None of this is comforting news at all. The six-party talks themselves are an exercise in appeasement and we're having to appease from here to kingdom come just to hold them at all!

Sheesh!

And if we're hoping for an end to this via the fall of the communist regime, Michael Barone points out that we ought to have some kind of contingency plan in mind for such an event.

(8) Latin America

The recent passage of Hurricane Dennis through Cuba last week may destabilize the Caribbean slave state.

So much for the positive developments in Latin America. In the meantime, Hugo Chavez is consolidating his regional power through his military buildup and control of the region's oil supply.
But it's probably more than that, given the expensiveness of the exercises.
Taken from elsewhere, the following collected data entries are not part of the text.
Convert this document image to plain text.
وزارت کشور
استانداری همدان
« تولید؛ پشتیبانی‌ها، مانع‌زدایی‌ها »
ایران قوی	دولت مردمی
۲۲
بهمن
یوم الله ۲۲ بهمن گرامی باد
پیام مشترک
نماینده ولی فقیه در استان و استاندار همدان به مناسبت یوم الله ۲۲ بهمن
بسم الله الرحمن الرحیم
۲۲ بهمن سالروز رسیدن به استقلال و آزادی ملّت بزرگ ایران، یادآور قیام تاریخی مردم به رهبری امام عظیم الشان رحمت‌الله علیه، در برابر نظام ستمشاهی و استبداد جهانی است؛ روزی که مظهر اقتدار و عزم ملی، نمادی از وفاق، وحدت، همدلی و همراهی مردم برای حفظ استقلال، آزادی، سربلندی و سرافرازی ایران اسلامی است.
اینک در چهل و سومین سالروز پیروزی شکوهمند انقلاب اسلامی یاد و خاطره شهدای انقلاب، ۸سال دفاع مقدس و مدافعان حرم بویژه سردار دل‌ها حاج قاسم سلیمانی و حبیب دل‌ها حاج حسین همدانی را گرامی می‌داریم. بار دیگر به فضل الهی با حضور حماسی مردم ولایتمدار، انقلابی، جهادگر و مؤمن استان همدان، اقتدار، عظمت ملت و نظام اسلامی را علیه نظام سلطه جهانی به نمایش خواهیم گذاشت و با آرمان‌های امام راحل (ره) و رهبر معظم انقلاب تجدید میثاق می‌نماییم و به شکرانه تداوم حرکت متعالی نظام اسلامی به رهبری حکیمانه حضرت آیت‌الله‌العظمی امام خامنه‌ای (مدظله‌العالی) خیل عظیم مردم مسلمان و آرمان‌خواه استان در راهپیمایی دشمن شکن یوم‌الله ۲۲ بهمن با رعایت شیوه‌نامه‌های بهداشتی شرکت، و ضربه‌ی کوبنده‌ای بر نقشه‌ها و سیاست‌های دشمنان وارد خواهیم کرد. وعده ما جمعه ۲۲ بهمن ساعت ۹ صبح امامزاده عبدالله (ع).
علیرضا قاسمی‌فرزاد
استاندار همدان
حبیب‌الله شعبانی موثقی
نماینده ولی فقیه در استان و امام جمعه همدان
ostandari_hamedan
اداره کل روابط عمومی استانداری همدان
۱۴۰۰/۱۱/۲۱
The stepped-up military activity is no doubt a message to the rest of the Caribbean that not only can the region's bully cut off their oil, it can also put on a vast military show. And because it's actively practicing, it'll be very skilled. This intimidating message won't be lost on any of the countries trapped in the new Venezuela-Cuba oil net - a group which includes Costa Rica, Barbados, Dominican Republic, Trinidad, Jamaica and other states that must buy Venezuelan oil now from Havana. Not only can Chavez cut off their oil, he can also threaten them physically if they don't see things his way. They know very well the U.S. has no intention of invading Venezuela, so the moves are there for them to consider.
And, as if Chavez's threats to the region are not bad enough, he seems to keep finding new allies. We already have to worry about Mexico electing a friend of Chavez for president. Now, we have the specter Daniel Ortega returning to power in Nicaragua as well.
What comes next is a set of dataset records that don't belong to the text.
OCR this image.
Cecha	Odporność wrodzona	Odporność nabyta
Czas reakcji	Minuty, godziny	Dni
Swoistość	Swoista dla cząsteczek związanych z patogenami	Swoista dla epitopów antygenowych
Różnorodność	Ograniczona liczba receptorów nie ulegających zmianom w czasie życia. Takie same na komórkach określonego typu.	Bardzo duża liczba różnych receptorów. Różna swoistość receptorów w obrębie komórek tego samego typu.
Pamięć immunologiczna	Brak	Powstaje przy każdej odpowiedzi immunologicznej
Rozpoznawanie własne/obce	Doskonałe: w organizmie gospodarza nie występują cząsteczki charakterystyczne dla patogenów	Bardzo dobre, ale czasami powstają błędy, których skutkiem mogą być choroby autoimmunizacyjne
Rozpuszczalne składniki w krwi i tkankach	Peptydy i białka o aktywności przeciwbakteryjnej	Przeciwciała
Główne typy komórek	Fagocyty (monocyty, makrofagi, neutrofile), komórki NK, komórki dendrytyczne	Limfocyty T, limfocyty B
Chavez, also known to his countrymen as El Loco, is also in the business of buying influence in South America. From The Devil's Excrement:
The news coming out of the Venezuelan Government are by now either bordering in madness or we are seeing the implementation of a plan to buy Chavez and his Government friends by throwing money all over Latin America in order to get political support. Besides giving away oil to Cuba, starting Telesur, creating Petrocaribe to spread the oil even further, financing a Samba school in Rio and buying Argentina’s debt, we now hear in the span of a few hours even more harebrained schemes:

-Venezuela will buy half of the Uruguayan airline from Brazilian airline Varig.

-Venezuela will buy Ecuadorian bonds to help that country.

-Venezuela proposes starting a bond trading center in Venezuela so that the country’s in the region can buy each other’s debt. Of course, as pointed out by a friend, the only country with money to do this is Venezuela, so guess which country will do all the buying?

This is simply sheer madness. A country that has borrowed so far this year over US$ 3 billion by issuing foreign debt, a country with close to 70% poverty, a Government which can not claim it has built any serious basic infrastructure in the last few years, can not throw money away like this…unless…the whole thing is simply an effort to buy influence, popularity and political support for Hugo Chavez and his ugly revolution.
Perhaps Chavez, in living up to his name, will over-reach.

-- CAV

Updates

7-15-05: Added additional link on Chinese military modernization.